RailRoads, Burial Mounds, & Paintings
by Daric Gill
What’s your sacred place? Where do you go to contemplate?
If you’re at all familiar with my blog, you’ve no doubt gotten to know me a little. I’m the type of person who likes to venture out on little day-trips to get into the right mental spot. Building a little bit of happiness ‘to go’ into my workday is crucial for my creative process. Especially during the warmer seasons. The pursuit of the right materials and thinking spaces for the latest two “Absolute” paintings has taken me on a journey that has spanned through woods, over miles of railroad tracks, into an apparently abandoned man-made prairie, and even atop of a 2,000 year old Adena Native American burial mound. Read onward to see the whole process.
*Process Image Gallery Following Article*
Painted on reclaimed birdseye maple, “Absolute: Memory” is the second part in a 2-piece micro series. See the first piece here, “Absolute: Opinion”. I first created the general conceptual theme for these pieces and then set out to find the right subjects to paint. As with many artists, I’m continually building a library of objects that lend themselves to being featured in my artwork. Since I’m currently collecting objects for several future art pieces, I felt that this would be a perfect excuse to go on a few impromptu art-hikes.
Each afternoon I suit up with my trusty Remington backpack, iPad & iPhone, pen & sketchbook, a Kershaw pocket knife, and a 97 mpg two-stroke engine. Those are my tools.
A very fun part of my job is pursuing interesting locations to investigate. This is an area I take quite seriously. It’s a way for me to stay conceptually hungry. Sometimes these investigations takes me to places I’d not necessarily have come across unless I did a little (how should I say this) gorilla style exploration. Don’t get me wrong: I never vandalize and in fact I make a habit of leaving the places I visit in better condition than I find them. I respect fully the value in my inspirational setting. But, I may or may not choose to view certain suggested instructions with a healthy dose of curious disregard…
Secret Locations | Secret Moments
As you can imagine, I’ve collected copious amounts of secret locations. From which I can find abandoned industrial hardware, botanical specimens, and places to ponder or sketch. Any man-made sources collected are discarded debris intentionally or unintentionally left to ruin. Over the years, I’ve accumulated a mental map of key locations that are likely to provide useful subject matter. A sort of mental treasure map, if you will, for finding Daric-like materials.

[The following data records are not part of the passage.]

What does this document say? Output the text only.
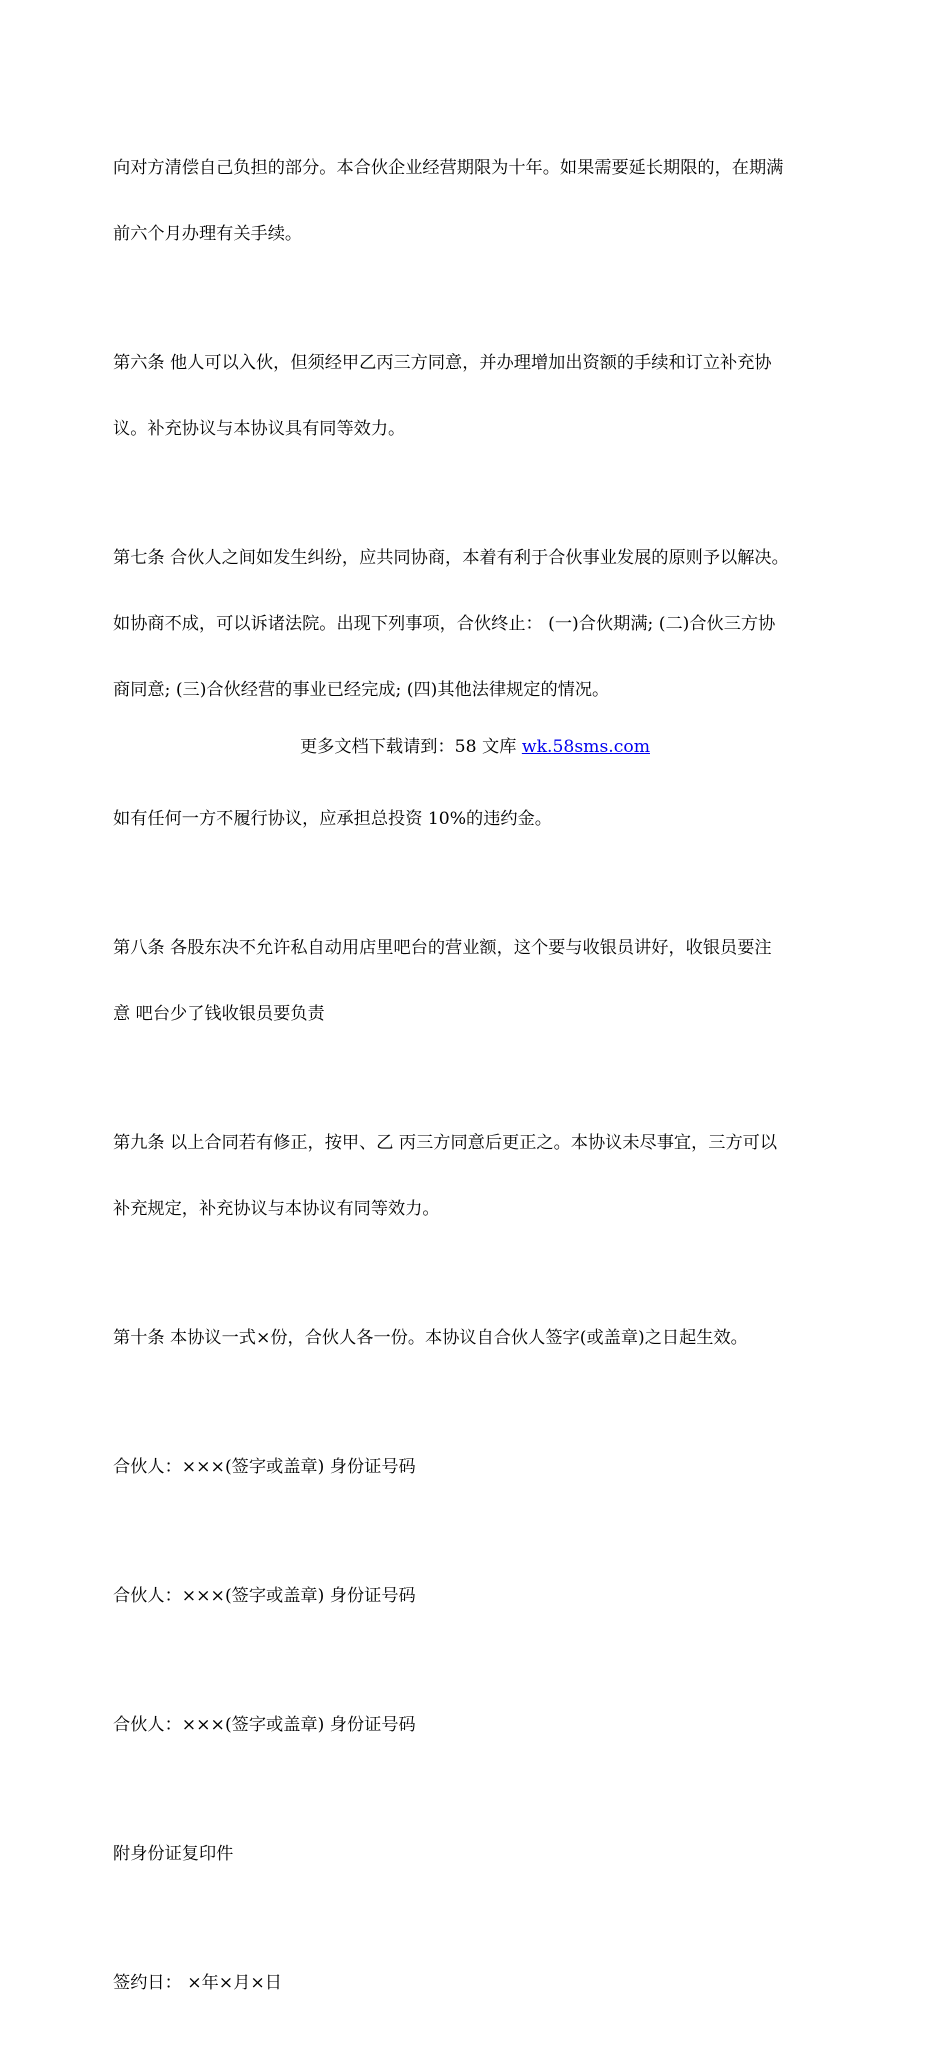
向对方清偿自己负担的部分。本合伙企业经营期限为十年。如果需要延长期限的，在期满

前六个月办理有关手续。

第六条 他人可以入伙，但须经甲乙丙三方同意，并办理增加出资额的手续和订立补充协

议。补充协议与本协议具有同等效力。

第七条 合伙人之间如发生纠纷，应共同协商，本着有利于合伙事业发展的原则予以解决。

如协商不成，可以诉诸法院。出现下列事项，合伙终止： (一)合伙期满; (二)合伙三方协

商同意; (三)合伙经营的事业已经完成; (四)其他法律规定的情况。

如有任何一方不履行协议，应承担总投资 10%的违约金。

第八条 各股东决不允许私自动用店里吧台的营业额，这个要与收银员讲好，收银员要注

意 吧台少了钱收银员要负责

第九条 以上合同若有修正，按甲、乙 丙三方同意后更正之。本协议未尽事宜，三方可以

补充规定，补充协议与本协议有同等效力。

第十条 本协议一式×份，合伙人各一份。本协议自合伙人签字(或盖章)之日起生效。

合伙人：×××(签字或盖章) 身份证号码

合伙人：×××(签字或盖章) 身份证号码

合伙人：×××(签字或盖章) 身份证号码

附身份证复印件

签约日： ×年×月×日

更多文档下载请到：58 文库 wk.58sms.com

Though I visit many wooded areas, the right set of wildflowers were the hardest thing to locate for this piece. Most of the landscapes that I venture to are on the peripherals of the city and the unusually cold winter has been fairly stifling on the current season’s wildflowers. On this set of trips, I accidentally stumbled upon a 2,000 year old Adena Native American burial mound that was smack dab in the middle of an industrial landscape. Next to it, a barricaded rock quarry that provided the Birdsfoot Trefoil wildflowers used in this painting. Although only two miles away from my studio, I’d probably never had felt the emotions of this sacred place had it not been for my daily explorations.
A typical outing starts either by a moped ride through inspiration-rich locations or through a fairly new style of exploration I’ve created for myself. On several recent occasions, I’ve looked to new technology for my urban-to-rural exploration. Part of my morning duties have including scouring over surrounding locations via satellite imagery. If I see a densely wooded area that seems to be in the public domain I set my courses for such a location and head out.